A variant in the heart-specific fatty acid transport protein 6 is associated with lower fasting and postprandial TAG, blood pressure and left ventricular hypertrophy.

The British journal of nutrition (2011-09-17)
Annegret Auinger, Ulf Helwig, Maria Pfeuffer, Diana Rubin, Mark Luedde, Tim Rausche, Nour Eddine El Mokhtari, Ulrich R Fölsch, Stefan Schreiber, Norbert Frey, Jürgen Schrezenmeir
RESUMO

Fatty acid transport protein 6 (FATP6) is primarily expressed in the heart and seems to be involved in cardiac fatty acid uptake. Therefore, we investigated whether a variation in the 5'-untranslated region of the FATP6 gene is associated with features of the metabolic syndrome and signs of myocardial alteration or heart failure. A total of 755 male participants from a Metabolic Intervention Cohort Kiel were genotyped for the FATP6-7T>A polymorphism (rs2526246) and phenotyped for features of the metabolic syndrome.

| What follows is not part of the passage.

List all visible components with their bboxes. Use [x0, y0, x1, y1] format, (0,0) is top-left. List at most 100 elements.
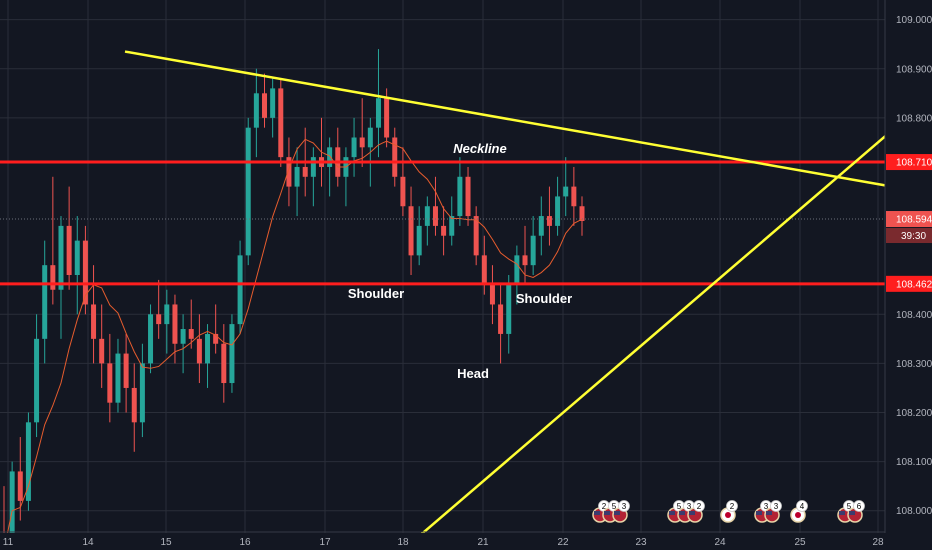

Participants underwent a glucose tolerance test and the postprandial assessment of metabolic variables after a standardised mixed meal. Left ventricular heart function was evaluated in fifty-four participants. Fasting (P = 0·01) and postprandial (P = 0·02) TAG concentrations were significantly lower in AA homozygotes when compared with wild-type carriers. Homozygosity of allele A was associated with significantly lower postprandial insulin concentrations after a glucose load and significantly lower systolic (P = 0·01) and diastolic (P = 0·01) blood pressure values compared with wild-type carriers. Accordingly, left ventricular heart mass was significantly lower in twenty-seven AA homozygotes in comparison with twenty-seven TT homozygotes, matched for BMI (P = 0·04). In conclusion, the effects of the FATP6 polymorphism on TAG are mediated by affluent dietary fat. The FATP6-7T>A polymorphism may protect from traits of the metabolic syndrome and CVD.